Sementara itu, pihak kerajaan juga akan mengakhiri semua pembatasan transportasi udara, darat dan laut untuk warga Saudi “setelah 1 januari” tahun depan. Namun, pihak kementrian tidak memberikan tanggal pasti kapan pembatasan itu diangkat, seperti dikutip AFP.

Warga Timur Tengah dan non-Saudi dengan izin tinggal atau visa yang valid akan diizinkan memasuki wilayah kerajaan mulai 15 September, dengan syarat mereka tidak terinfeksi virus corona, kata kementrian dalam sebuah pernyataan yang diterbitkan oleh Kantor Pers Saudi.

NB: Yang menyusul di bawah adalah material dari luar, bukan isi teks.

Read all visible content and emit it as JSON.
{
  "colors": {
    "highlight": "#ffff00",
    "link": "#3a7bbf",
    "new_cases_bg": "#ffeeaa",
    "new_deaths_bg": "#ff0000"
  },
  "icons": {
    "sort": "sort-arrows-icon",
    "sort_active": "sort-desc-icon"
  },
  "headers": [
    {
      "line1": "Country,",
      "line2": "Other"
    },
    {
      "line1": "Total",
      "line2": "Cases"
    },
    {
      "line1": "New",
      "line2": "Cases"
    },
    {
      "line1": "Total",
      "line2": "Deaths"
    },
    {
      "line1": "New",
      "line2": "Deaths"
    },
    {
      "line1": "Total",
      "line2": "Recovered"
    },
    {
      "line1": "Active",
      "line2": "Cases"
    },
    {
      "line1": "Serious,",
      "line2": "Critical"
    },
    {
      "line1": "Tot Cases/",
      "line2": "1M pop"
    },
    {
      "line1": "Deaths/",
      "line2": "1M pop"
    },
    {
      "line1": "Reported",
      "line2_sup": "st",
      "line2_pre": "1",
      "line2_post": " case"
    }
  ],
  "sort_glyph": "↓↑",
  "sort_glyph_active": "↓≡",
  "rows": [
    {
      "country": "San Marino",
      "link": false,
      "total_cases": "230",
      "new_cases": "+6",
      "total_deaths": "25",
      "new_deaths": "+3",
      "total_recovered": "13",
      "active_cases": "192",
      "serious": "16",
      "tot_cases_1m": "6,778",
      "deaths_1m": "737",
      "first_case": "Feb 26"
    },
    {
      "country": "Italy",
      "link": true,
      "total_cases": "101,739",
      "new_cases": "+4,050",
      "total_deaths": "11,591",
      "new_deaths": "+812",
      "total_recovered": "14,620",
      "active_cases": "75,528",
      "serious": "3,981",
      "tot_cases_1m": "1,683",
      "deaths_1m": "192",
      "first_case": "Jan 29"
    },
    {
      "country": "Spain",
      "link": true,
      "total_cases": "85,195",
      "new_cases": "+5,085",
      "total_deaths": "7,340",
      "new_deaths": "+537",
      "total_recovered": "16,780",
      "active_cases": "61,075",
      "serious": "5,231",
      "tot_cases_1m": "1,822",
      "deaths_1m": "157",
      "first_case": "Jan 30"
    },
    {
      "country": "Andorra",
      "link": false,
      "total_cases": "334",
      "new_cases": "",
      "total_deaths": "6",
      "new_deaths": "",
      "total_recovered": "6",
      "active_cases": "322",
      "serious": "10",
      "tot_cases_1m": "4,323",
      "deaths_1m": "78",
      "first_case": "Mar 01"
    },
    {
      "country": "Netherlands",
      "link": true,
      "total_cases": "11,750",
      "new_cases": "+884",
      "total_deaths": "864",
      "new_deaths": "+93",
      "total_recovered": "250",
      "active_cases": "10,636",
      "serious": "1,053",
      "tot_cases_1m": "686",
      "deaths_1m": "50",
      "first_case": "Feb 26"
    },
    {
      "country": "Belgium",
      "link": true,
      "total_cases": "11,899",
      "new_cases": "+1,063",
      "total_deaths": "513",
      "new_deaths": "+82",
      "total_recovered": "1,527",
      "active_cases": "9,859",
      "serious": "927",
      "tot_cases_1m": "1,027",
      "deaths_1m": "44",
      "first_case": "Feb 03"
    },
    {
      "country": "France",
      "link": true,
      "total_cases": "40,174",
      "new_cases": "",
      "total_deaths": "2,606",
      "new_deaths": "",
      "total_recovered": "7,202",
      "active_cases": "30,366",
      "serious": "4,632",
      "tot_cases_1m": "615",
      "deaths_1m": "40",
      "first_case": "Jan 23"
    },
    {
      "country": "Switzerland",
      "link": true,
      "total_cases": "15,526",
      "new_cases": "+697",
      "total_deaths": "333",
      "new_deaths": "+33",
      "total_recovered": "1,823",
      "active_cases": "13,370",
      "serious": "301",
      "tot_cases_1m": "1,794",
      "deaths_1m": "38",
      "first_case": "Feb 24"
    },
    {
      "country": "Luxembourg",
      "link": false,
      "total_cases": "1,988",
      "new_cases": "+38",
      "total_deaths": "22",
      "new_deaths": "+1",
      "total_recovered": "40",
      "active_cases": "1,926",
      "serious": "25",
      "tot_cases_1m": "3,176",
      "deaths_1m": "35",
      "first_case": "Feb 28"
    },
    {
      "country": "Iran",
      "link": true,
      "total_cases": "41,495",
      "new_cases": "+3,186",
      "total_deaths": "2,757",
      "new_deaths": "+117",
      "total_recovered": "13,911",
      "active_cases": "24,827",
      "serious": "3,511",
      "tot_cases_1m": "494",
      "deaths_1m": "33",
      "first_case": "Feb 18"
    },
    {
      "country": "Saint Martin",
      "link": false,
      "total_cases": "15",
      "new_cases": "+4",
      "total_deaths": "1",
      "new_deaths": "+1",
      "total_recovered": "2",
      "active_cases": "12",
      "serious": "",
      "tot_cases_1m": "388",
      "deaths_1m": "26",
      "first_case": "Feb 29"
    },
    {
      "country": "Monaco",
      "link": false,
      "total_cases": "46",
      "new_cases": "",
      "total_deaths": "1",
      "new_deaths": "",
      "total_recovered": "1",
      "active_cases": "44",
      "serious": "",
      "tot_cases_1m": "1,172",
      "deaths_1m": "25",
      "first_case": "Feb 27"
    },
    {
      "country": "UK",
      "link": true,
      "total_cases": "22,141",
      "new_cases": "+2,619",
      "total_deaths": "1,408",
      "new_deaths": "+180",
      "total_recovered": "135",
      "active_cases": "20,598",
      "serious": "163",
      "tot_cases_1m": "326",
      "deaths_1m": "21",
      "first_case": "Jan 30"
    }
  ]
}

“Kategori luar biasa” lainnya adalah untuk pegawai pemerintah dan militer, pekerja kedutaan asing dan orang-orang yang membutuhkan perawatan medis akan diizinkan melakukan penerbangan mulai 15 September.

Karena kebijakan penangguhan penerbangan ini banyak warga Saudi yang terdampar (mengungsi) di luar negeri. Kebijakan itu disahkan karena Arab Saudi berusaha menahan lonjakan infeksi virus corona. Saat ini, laju kasus positif COVID-19 di Arab Saudi telah meningkat menjadi lebih dari 325.000 kasus dan lebih dari 4.200 kematian. Angka ini merupakan yang tertinggi diantara negara Timur Tengah lain.

Pada bulan Juni lalu, Arab Saudi memutuskan untuk mengakhiri jam malam di seluruh kerajaan dan mencabut pembatasan bisnis, termasuk bioskop dan tempat hiburan lainnya.